New Zealand: Covid-19 vaccinations for people with ME/CFS

A problem with surveys is that people who have a problem are much more likely to say. (It is the same with Amazon reviews!) Even here, the thread on the effects of vaccines is heavily weighted towards those who have had problems. Ones who were fine may post once to say that but the others post to get support and describe the course of things.

This is useful and natural but it can give prominence to the bad side when it is actually a very small number of people. We need to give information and support but it must be frightening to be diagnosed with ME then go straight to reading about Whitney Defoe. There has to be balance but how do we provide it?

It runs through all ME discussions and is something we need to consider - menopause support groups are much more likely to consist of those who had problems so it magnifies those problems as they are the ones who do publicity. A good and necessary thing but not the whole truth of the situation.

Maybe there are large numbers of people who have true ME but get better within the first year. There would have to be very large studies done, preferably not looking backwards but following the disease as it develops. We lost a magnificent resource by not following covid victims. Some databases that followed people from the thirties onwards has been mined to answer questions no one thought of at the time.
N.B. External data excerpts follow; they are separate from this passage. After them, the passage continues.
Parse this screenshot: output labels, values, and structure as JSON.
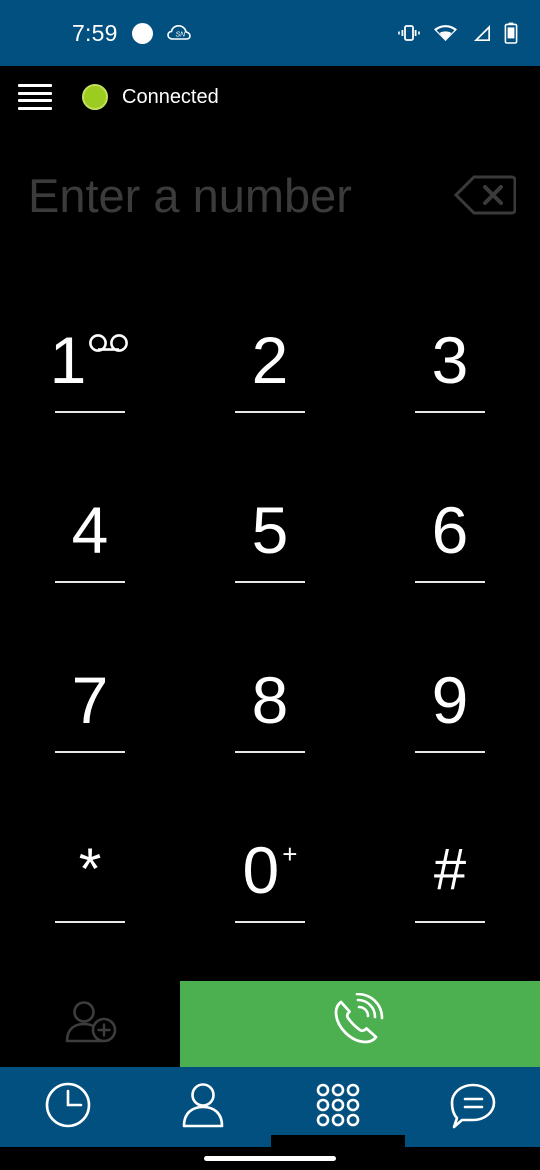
{
  "status_bar": {
    "time": "7:59",
    "left_icons": [
      "white-circle-icon",
      "sn-cloud-icon"
    ],
    "right_icons": [
      "vibrate-icon",
      "wifi-icon",
      "cellular-signal-icon",
      "battery-icon"
    ],
    "background_color": "#02507f"
  },
  "app_bar": {
    "menu_icon": "hamburger-menu-icon",
    "status_dot_color": "#9ccc1f",
    "status_label": "Connected"
  },
  "number_field": {
    "value": "",
    "placeholder": "Enter a number",
    "backspace_icon": "backspace-icon",
    "backspace_enabled": false
  },
  "keypad": {
    "keys": [
      {
        "digit": "1",
        "sup": "",
        "badge": "voicemail-icon"
      },
      {
        "digit": "2",
        "sup": "",
        "badge": ""
      },
      {
        "digit": "3",
        "sup": "",
        "badge": ""
      },
      {
        "digit": "4",
        "sup": "",
        "badge": ""
      },
      {
        "digit": "5",
        "sup": "",
        "badge": ""
      },
      {
        "digit": "6",
        "sup": "",
        "badge": ""
      },
      {
        "digit": "7",
        "sup": "",
        "badge": ""
      },
      {
        "digit": "8",
        "sup": "",
        "badge": ""
      },
      {
        "digit": "9",
        "sup": "",
        "badge": ""
      },
      {
        "digit": "*",
        "sup": "",
        "badge": ""
      },
      {
        "digit": "0",
        "sup": "+",
        "badge": ""
      },
      {
        "digit": "#",
        "sup": "",
        "badge": ""
      }
    ]
  },
  "action_bar": {
    "add_contact_icon": "add-contact-icon",
    "call_icon": "call-icon",
    "call_button_color": "#4caf50"
  },
  "bottom_nav": {
    "items": [
      {
        "name": "recents",
        "icon": "clock-icon",
        "active": false
      },
      {
        "name": "contacts",
        "icon": "person-icon",
        "active": false
      },
      {
        "name": "keypad",
        "icon": "keypad-dots-icon",
        "active": true
      },
      {
        "name": "messages",
        "icon": "chat-bubble-icon",
        "active": false
      }
    ],
    "background_color": "#02507f"
  }
}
But no money for ME or longcovd, sigh.
 
Rose, there's lots of good commentary earlier in this thread - we are going over the same ground.
I am not sure my original comment belongs in this thread that it has been moved to to be honest.
I was trying to say that I don't think ANZMES actions increased " the fear people with ME/CFS have of Covid-19 vaccines".
I don't believe there is evidence that fear increased, nor that they approached it as a reckless 'crusade'.
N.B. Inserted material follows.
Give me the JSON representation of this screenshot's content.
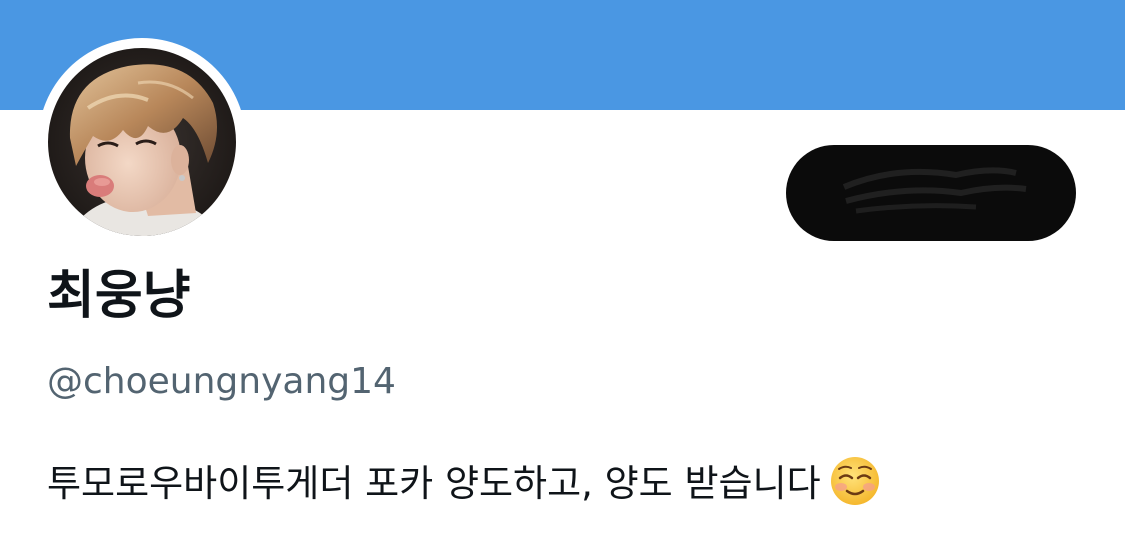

But no matter. I have shared my view, and appreciated the resulting conversation.
Thanks for the engagement everyone.
 
From Warren Tate on Radio New Zealand 16 Dec 2021

"And importantly for the ME/CFS group, many of who have been vaccinated, there's been a very large, significant incidence of adverse, serious adverse events from the vaccine for this group, and its pushed many of them back into the most serious phase of their illness, right back when they first got the illness, being housebound and bed bound.
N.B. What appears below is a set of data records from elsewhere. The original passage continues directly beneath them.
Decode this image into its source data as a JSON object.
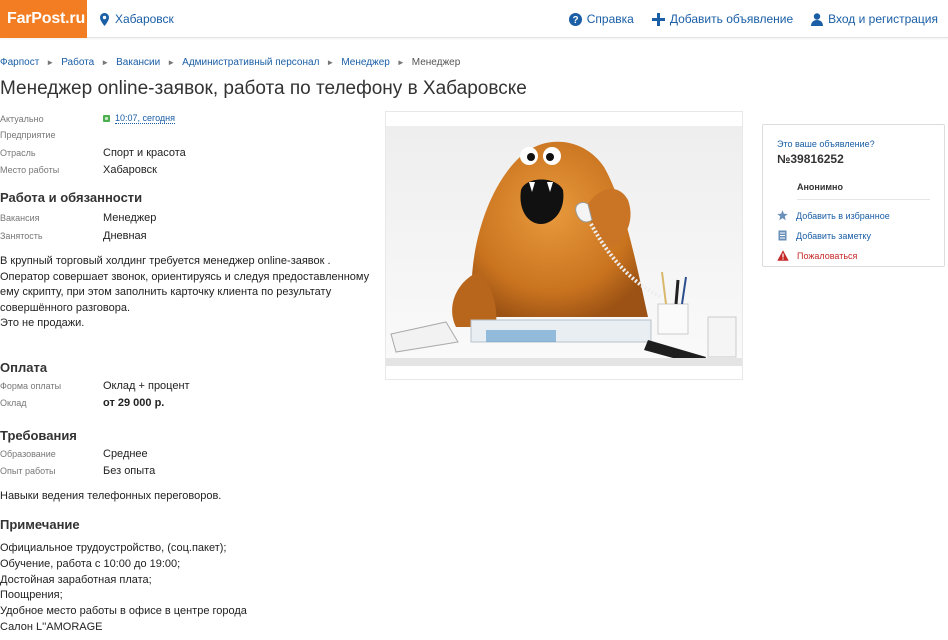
{
  "header": {
    "logo": "FarPost.ru",
    "city": "Хабаровск",
    "nav": {
      "help": "Справка",
      "add": "Добавить объявление",
      "login": "Вход и регистрация"
    }
  },
  "breadcrumb": [
    "Фарпост",
    "Работа",
    "Вакансии",
    "Административный персонал",
    "Менеджер",
    "Менеджер"
  ],
  "title": "Менеджер online-заявок, работа по телефону в Хабаровске",
  "info": {
    "actual_label": "Актуально",
    "actual_value": "10:07, сегодня",
    "company_label": "Предприятие",
    "industry_label": "Отрасль",
    "industry_value": "Спорт и красота",
    "location_label": "Место работы",
    "location_value": "Хабаровск"
  },
  "duties": {
    "title": "Работа и обязанности",
    "vacancy_label": "Вакансия",
    "vacancy_value": "Менеджер",
    "employment_label": "Занятость",
    "employment_value": "Дневная",
    "text": [
      "В крупный торговый холдинг требуется менеджер online-заявок .",
      "Оператор совершает звонок, ориентируясь и следуя предоставленному",
      "ему скрипту, при этом заполнить карточку клиента по результату",
      "совершённого разговора.",
      "Это не продажи."
    ]
  },
  "payment": {
    "title": "Оплата",
    "form_label": "Форма оплаты",
    "form_value": "Оклад + процент",
    "salary_label": "Оклад",
    "salary_value": "от 29 000 р."
  },
  "requirements": {
    "title": "Требования",
    "education_label": "Образование",
    "education_value": "Среднее",
    "experience_label": "Опыт работы",
    "experience_value": "Без опыта",
    "text": "Навыки ведения телефонных переговоров."
  },
  "note": {
    "title": "Примечание",
    "text": [
      "Официальное трудоустройство, (соц.пакет);",
      "Обучение, работа с 10:00 до 19:00;",
      "Достойная заработная плата;",
      "Поощрения;",
      "Удобное место работы в офисе в центре города",
      "Салон L''AMORAGE"
    ]
  },
  "card": {
    "is_yours": "Это ваше объявление?",
    "ad_number": "№39816252",
    "author": "Анонимно",
    "favorite": "Добавить в избранное",
    "note": "Добавить заметку",
    "complain": "Пожаловаться"
  },
  "colors": {
    "brand": "#f27d22",
    "link": "#1a5ea6",
    "complain": "#c62828",
    "fresh": "#4caf50"
  }
}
So that's quite a serious concern, so if we could find why those people, and its about 1 in 4 on the New Zealand survey, 1 in 4 patients have a serious adverse event, if we could find out why that's occurring in this group of patients, again, we might be able to make it much safer for patients with these illnesses to get vaccinated. Because we know Covid's a horrible virus and has serious effects."

Interviewer: "So that might be a lower dose"

Any person with ME/CFS who believed that was true would surely be concerned about getting vaccinated.